Well today was the first day I actually got angry for everything that has happened...first it started off as the worst sadness I have ever felt to date...listening to a song at the doctors office and seeing my whole life with my family flash before my eyes...even when I look in the mirror I do not see happiness in them...just total sadness...it's something I don't think I could hide from people even if I tried. I cam e home and crashed out @ 3:30pm and slept for a couple of hours, and again the dreams were there...but this time the people who were in it were hiding things from me...then I woke up feeling angry...like the whole world knows and knew what was going on and it was all done behind my back...in fact someone was reading a letter Tina had wrote in my dreams, and it stated those things...My anger is not directed towards anyone imparticular, but I feel it for the first time...I don't like it...are these one of the many emotions I am supposed to feel?
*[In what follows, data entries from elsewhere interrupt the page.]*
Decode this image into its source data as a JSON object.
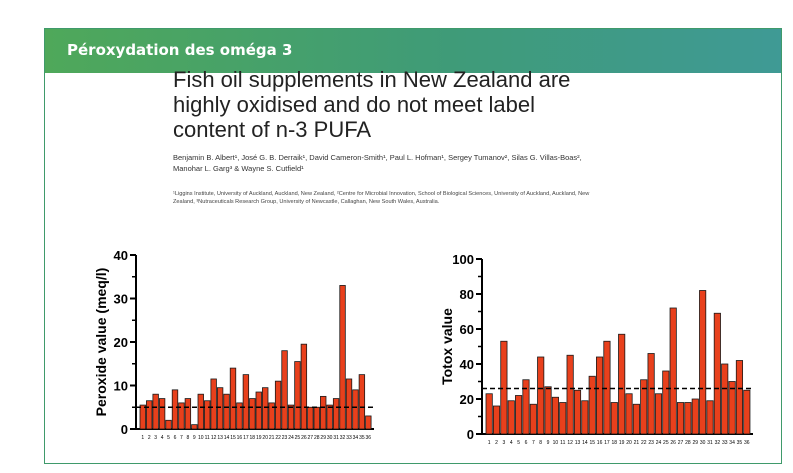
{
  "slide": {
    "banner_title": "Péroxydation des oméga 3",
    "paper_title": "Fish oil supplements in New Zealand are highly oxidised and do not meet label content of n-3 PUFA",
    "authors": "Benjamin B. Albert¹, José G. B. Derraik¹, David Cameron-Smith¹, Paul L. Hofman¹, Sergey Tumanov², Silas G. Villas-Boas², Manohar L. Garg³ & Wayne S. Cutfield¹",
    "affiliations": "¹Liggins Institute, University of Auckland, Auckland, New Zealand, ²Centre for Microbial Innovation, School of Biological Sciences, University of Auckland, Auckland, New Zealand, ³Nutraceuticals Research Group, University of Newcastle, Callaghan, New South Wales, Australia."
  },
  "colors": {
    "bar": "#e8401c",
    "banner_left": "#4fa85a",
    "banner_right": "#3f9a95",
    "frame": "#3f9a6b"
  },
  "chart_data": [
    {
      "type": "bar",
      "ylabel": "Peroxide value (meq/l)",
      "ylim": [
        0,
        40
      ],
      "yticks": [
        0,
        10,
        20,
        30,
        40
      ],
      "reference_line": 5,
      "categories": [
        "1",
        "2",
        "3",
        "4",
        "5",
        "6",
        "7",
        "8",
        "9",
        "10",
        "11",
        "12",
        "13",
        "14",
        "15",
        "16",
        "17",
        "18",
        "19",
        "20",
        "21",
        "22",
        "23",
        "24",
        "25",
        "26",
        "27",
        "28",
        "29",
        "30",
        "31",
        "32",
        "33",
        "34",
        "35",
        "36"
      ],
      "values": [
        5.5,
        6.5,
        8,
        7,
        2,
        9,
        6,
        7,
        1,
        8,
        6.5,
        11.5,
        9.5,
        8,
        14,
        6,
        12.5,
        7,
        8.5,
        9.5,
        6,
        11,
        18,
        5.5,
        15.5,
        19.5,
        5,
        5,
        7.5,
        5.5,
        7,
        33,
        11.5,
        9,
        12.5,
        3
      ]
    },
    {
      "type": "bar",
      "ylabel": "Totox value",
      "ylim": [
        0,
        100
      ],
      "yticks": [
        0,
        20,
        40,
        60,
        80,
        100
      ],
      "reference_line": 26,
      "categories": [
        "1",
        "2",
        "3",
        "4",
        "5",
        "6",
        "7",
        "8",
        "9",
        "10",
        "11",
        "12",
        "13",
        "14",
        "15",
        "16",
        "17",
        "18",
        "19",
        "20",
        "21",
        "22",
        "23",
        "24",
        "25",
        "26",
        "27",
        "28",
        "29",
        "30",
        "31",
        "32",
        "33",
        "34",
        "35",
        "36"
      ],
      "values": [
        23,
        16,
        53,
        19,
        22,
        31,
        17,
        44,
        27,
        21,
        18,
        45,
        25,
        19,
        33,
        44,
        53,
        18,
        57,
        23,
        17,
        31,
        46,
        23,
        36,
        72,
        18,
        18,
        20,
        82,
        19,
        69,
        40,
        30,
        42,
        25
      ]
    }
  ]
}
I ate and went out to mow the lawn and all I could see were daddies and their children taking a walk since the rain stopped and the sun came out...I could even almost see Dregan and Kiara helping rake and clean up the lawn after I finished mowing it...I don't know what I will do tonight...My doctor said I should sleep, but I told him my fears...and he even told me he has seen more cases of what I am going through then he likes to admit...it even happened to some of his friends who are doctors...go figure...he felt very bad for me...but unfortunately I live in a place where if a woman says anything like "He Hit Me" or anything along those lines they are believed instantly without question, then their allegations are solidified by feminist social workers...so in the end men always lose....but then there is me...I may have no strength right now to fight back...but the amount of info I have about Tina should be enough to discredit her...not destroy her like she is me, because I would only be playing her game, and I do not want to have my children look at their mommy in that way...this is between her and I...They need their mommy regardless...I don't quit...I will only quit when I have lost everything, and put behind bars for crimes I never committed....because then is the only time when hope has run out. I miss you both so much Dre and my Princess Kiara...2 more days till Daddy sees you again!